Le musicien s'offrait loyalement, crânement, au supplice de cette inspection muette. Mais lorsque le regard de Charlie parvint à la hauteur de son visage, lorsqu'il sentit près de ses yeux effarés, dont il n'était plus maître, la pointe de ce regard de fer, il perdit contenance, il baissa la tête, il bégaya de son mieux, la main présentée en un timide geste de paix et d'amitié:

—Au revoir, Charlie!... A demain, n'est-ce pas?

Le jeune homme avait eu un imperceptible mouvement de recul, puis, aussitôt, se dominant, il toucha, effleura, d'une preste pression, la main tendue, la main mendiante de son vieil ami; et sans ajouter de réponse:

—Avenue d'Iéna, 15, dit-il au cocher, en montant dans le fiacre.
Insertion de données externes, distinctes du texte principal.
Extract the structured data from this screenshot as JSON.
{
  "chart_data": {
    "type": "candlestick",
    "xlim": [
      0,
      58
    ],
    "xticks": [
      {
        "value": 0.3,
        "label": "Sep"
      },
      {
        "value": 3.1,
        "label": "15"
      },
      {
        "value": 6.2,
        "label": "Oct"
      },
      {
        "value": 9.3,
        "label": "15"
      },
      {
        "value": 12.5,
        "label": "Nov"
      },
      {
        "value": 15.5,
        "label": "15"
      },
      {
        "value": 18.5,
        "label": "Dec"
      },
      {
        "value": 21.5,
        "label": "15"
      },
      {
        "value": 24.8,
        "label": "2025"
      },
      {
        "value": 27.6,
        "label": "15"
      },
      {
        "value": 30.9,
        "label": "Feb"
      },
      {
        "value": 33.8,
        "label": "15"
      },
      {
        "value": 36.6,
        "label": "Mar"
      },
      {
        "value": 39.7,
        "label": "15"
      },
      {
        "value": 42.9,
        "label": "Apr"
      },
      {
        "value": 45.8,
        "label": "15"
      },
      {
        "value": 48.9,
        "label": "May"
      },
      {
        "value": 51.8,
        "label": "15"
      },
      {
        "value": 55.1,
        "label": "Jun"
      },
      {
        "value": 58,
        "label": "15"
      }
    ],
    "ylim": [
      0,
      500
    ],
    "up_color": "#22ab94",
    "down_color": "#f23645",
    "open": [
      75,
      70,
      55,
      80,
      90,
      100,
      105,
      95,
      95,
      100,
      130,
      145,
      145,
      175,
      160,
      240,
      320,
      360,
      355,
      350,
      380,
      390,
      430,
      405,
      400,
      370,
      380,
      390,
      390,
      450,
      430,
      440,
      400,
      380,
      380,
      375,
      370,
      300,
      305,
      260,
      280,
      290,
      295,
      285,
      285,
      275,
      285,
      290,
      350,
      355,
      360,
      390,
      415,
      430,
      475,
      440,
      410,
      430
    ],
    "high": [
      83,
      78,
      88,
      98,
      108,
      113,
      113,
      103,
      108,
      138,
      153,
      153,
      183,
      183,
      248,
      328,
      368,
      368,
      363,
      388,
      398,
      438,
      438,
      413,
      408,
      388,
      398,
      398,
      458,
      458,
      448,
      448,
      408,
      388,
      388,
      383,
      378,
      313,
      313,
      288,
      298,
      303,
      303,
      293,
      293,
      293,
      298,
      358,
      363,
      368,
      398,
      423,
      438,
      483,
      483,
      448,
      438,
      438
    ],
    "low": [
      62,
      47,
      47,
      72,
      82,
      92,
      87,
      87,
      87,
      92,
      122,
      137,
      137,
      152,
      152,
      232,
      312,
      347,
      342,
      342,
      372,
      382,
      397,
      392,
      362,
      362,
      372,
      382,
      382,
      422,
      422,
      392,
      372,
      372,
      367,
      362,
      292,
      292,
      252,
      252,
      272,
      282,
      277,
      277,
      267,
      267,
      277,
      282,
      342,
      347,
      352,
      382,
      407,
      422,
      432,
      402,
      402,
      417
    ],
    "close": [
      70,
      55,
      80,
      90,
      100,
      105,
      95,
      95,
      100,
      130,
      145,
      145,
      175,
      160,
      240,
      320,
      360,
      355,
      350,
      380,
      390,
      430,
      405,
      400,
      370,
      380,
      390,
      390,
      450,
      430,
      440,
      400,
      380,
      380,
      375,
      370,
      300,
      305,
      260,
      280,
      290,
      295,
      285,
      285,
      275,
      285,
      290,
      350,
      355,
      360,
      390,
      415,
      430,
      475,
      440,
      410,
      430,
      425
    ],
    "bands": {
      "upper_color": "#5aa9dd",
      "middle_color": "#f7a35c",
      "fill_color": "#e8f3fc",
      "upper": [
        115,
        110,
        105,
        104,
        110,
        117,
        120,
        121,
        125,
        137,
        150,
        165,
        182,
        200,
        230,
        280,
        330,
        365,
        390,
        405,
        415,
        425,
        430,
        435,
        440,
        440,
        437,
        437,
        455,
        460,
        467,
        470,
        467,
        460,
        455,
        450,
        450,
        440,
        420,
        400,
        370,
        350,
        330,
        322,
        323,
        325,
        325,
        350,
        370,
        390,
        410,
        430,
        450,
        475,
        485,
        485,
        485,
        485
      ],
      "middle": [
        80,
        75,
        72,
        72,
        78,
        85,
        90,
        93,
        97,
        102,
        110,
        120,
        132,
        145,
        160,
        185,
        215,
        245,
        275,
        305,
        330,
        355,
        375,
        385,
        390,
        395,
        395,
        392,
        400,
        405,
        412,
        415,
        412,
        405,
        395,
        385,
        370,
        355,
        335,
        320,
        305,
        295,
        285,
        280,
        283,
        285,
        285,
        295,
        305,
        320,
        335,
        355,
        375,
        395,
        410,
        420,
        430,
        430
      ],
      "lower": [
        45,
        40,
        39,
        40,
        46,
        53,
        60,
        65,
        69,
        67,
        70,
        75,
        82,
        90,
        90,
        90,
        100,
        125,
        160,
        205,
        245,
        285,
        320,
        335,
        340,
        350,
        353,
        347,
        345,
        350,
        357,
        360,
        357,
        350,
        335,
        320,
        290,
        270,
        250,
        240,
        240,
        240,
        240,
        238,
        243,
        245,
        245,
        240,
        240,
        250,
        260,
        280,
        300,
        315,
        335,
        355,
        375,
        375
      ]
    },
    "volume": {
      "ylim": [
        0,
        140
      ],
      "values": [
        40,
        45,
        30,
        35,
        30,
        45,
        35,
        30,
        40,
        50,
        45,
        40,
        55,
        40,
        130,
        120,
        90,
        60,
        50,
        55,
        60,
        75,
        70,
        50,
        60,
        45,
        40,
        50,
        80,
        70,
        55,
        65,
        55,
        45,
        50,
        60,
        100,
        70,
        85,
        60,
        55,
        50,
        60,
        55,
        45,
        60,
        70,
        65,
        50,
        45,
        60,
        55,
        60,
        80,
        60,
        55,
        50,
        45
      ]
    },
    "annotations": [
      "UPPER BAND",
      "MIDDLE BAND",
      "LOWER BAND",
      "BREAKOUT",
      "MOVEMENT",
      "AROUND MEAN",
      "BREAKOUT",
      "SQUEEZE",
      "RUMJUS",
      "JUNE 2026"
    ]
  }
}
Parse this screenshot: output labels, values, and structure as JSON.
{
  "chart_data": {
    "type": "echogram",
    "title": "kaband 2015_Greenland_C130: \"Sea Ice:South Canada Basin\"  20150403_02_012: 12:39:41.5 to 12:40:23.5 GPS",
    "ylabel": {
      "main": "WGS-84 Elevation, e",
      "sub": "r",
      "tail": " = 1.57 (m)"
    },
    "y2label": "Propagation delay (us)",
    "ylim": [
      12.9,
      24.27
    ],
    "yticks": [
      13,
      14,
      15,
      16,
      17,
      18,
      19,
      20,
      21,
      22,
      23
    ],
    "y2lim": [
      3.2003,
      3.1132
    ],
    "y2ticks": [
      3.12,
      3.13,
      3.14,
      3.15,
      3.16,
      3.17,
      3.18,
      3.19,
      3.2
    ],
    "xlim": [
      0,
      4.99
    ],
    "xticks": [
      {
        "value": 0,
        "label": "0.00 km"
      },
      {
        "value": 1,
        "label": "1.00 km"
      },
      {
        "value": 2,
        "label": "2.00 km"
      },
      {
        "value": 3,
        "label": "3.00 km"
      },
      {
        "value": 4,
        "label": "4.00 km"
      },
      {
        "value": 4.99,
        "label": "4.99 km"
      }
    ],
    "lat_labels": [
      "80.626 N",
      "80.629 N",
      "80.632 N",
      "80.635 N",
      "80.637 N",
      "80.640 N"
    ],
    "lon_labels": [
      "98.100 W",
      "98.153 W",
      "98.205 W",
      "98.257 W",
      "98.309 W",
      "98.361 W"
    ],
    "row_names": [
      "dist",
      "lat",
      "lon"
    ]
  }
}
Favierres, très pâle, refermait la portière d'une main, pendant que de l'autre il soulevait son chapeau.

—Au revoir, Madame! murmura-t-il, comme la voiture s'ébranlait.

—Au revoir, Monsieur, fit à mi-voix Mme Lahonce, s'inclinant en avant de Charlie disparu, renfoncé dans l'encoignure.

Et le fiacre indifférent emporta la mère et le fils, au lent petit galop de son pur sang étique.


Au bas de la pente du Trocadéro, la voiture avait pris le pas.

—Tu permets que j'ouvre? dit Charlie en baissant la glace poussiéreuse.

Et il se mit à considérer distraitement les passants, le long de l'avenue montante et verdoyante: des ouvriers revenant du travail, de bons vieux à faces molles qui rentraient pour dîner—et des mères avec leurs enfants, avec de petits garçons en marin, tout semblables à lui, jadis, d'autres petits Charlie peut-être, qu'un jour le hasard féroce instruirait.

Il pencha la figure dehors davantage. Les pommettes lui brûlaient. Il étouffait. Il aurait aimé respirer un autre air que celui-là, l'air plus léger et plus pur d'un autre monde surnaturel où on l'eût transporté par miracle. Seulement, ce dont il souffrait, ce n'était plus du passé révolu, accompli. C'était le présent qui le torturait maintenant, l'idée obsédante que Favierres restait encore, venait d'être tout à l'heure, sans doute, l'amant de Mme Lahonce, oui, l'amant de sa mère.

Il se le redisait fiévreusement, il se le répétait comme un cri machinal de douleur:

«Il est son amant!... Il est son amant, son amant!...»

Et ce mot n'évoquait pas en lui ces pensées abstraites ou poétiques, ces pensées incertaines ou badines qu'il suggère d'habitude. Ce mot affaibli, déformé, ne lui représentait pas uniquement un Favierres galant, courtiseur, empressé à satisfaire tous les caprices, toutes les volontés de Mme Lahonce qui le chérissait en cachette.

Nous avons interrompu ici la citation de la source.